Sinner dari Italia bermain untuk pertama kalinya sejak kekalahan mengejutkan di babak kedua Perancis Terbuka. Ia benar-benar digeber oleh Miomir Kecmanovic dari Serbia, namun akhirnya menang 4-6, 6-3, 6-7(6), 6-2, 6-3 pada Senin.
Sementara itu, Sabalenka, yang meninggalkan Paris dalam “kegelapan yang dalam” setelah kehilangan 10 game terakhir di perempat final, melenggang mulus ke babak berikutnya.
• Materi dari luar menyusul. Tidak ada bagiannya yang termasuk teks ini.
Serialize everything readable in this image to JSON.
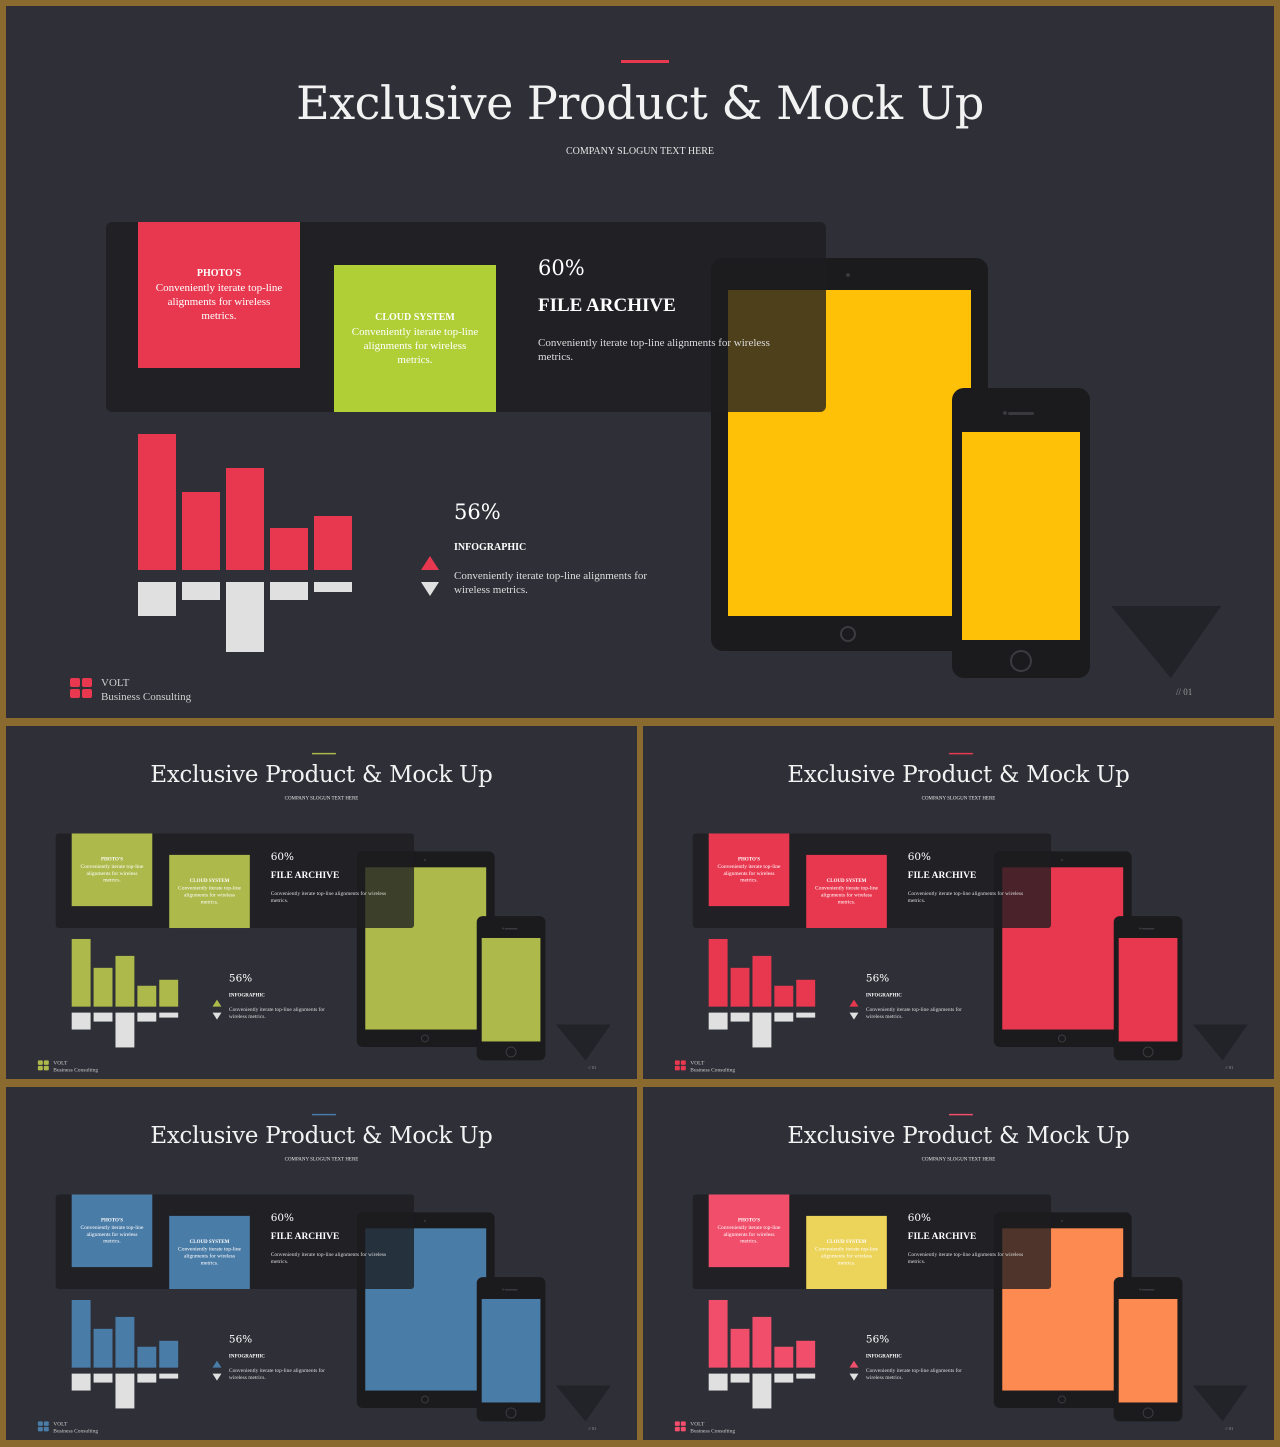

Ia mengalahkan pemain kualifikasi Serbia, Teodora Kostovic, dengan skor 6-2, 6-3 di Centre Court.
Meski Sinner, petenis nomor satu dunia yang sangat diunggulkan karena absennya Carlos Alcaraz, masih bisa bertahan, beberapa unggulan harus tersingkir lebih awal.
Unggulan ke-11 asal Norwegia, Casper Ruud, mendapat undian sulit melawan Hubert Hurkacz yang tangguh. Ia pun kalah 6-4, 6-2, 7-6(7). Unggulan ke-12, Andrey Rublev, juga harus mengakui keunggulan rekan senegaranya, Roman Safiullin, dalam pertarungan lima set, termasuk tiebreak set penentuan yang berakhir 14-12, meski sebelumnya ia sempat memiliki dua match point.
Kekecewaan juga dialami finalis tak terduga Perancis Terbuka, Maja Chwalinska. Ia cedera saat berada di match point dan akhirnya kalah 2-6, 7-5, 6-2 dari pemain kualifikasi asal Thailand.
Sejumlah unggulan putri berhasil melaju di hari yang jauh lebih dingin dibandingkan gelombang panas pekan lalu di London. Naomi Osaka dari Jepang kembali tampil memukau dengan mengenakan kimono putih ala Kill Bill. Unggulan ke-14 itu mengalahkan Elsa Jacquemot 6-1, 7-5. Unggulan keempat asal Amerika, Jessica Pegula, menang atas Darja Vidmanova, sementara juara baru Perancis Terbuka, Mirra Andreeva (unggulan kelima), juga menang.
Harapan tuan rumah pupus.
Ini adalah hari yang suram bagi para petenis Inggris. Mereka gagal meraih satu kemenangan pun. Total 21 petenis tampil di babak pertama. Namun setelah Emma Raducanu mundur karena cedera, Jack Draper juga menyusul pada hari yang sama. Sepuluh petenis Inggris kalah, termasuk petenis nomor satu Inggris, Cameron Norrie, yang dikalahkan oleh Michael Zheng.
Keruntuhan Sinner di Perancis Terbuka memang sempat menimbulkan pertanyaan tentang ketahanannya. Namun pertandingan ini menjadi jawabannya. Sinner mencatat kemenangan ke-94 di Grand Slam, menyamai rekor Italia milik Nicola Pietrangeli, dan ia mengeluarkan banyak keringat dan sedikit darah. “Lumayan sulit di awal. Saya tidak bermain maksimal. Saya senang bisa berbalik,” katanya. “Saya kira kakiku tidak cedera serius.”
Dari generasi baru.
Laga pengganti tiket wildcard saat Raducanu tak bermain, Harriet Dart harus mengakui keunggulan Jelena Ostapenko. Kemudian, Daniil Medvedev langsung menghabisi Marin Cilic. Cabaran menyenangkan muncul di hari pertama saat petenis muda tampil. Joao Fonseca dari Brasil mengalahkan Roberto Bautista Agut. Satu lagi, remaja asal Spanyol, Rafael Jodar, yang masih 19 tahun dan merupakan juara Perancis Terbuka junior tahun lalu, membuat debut impresif.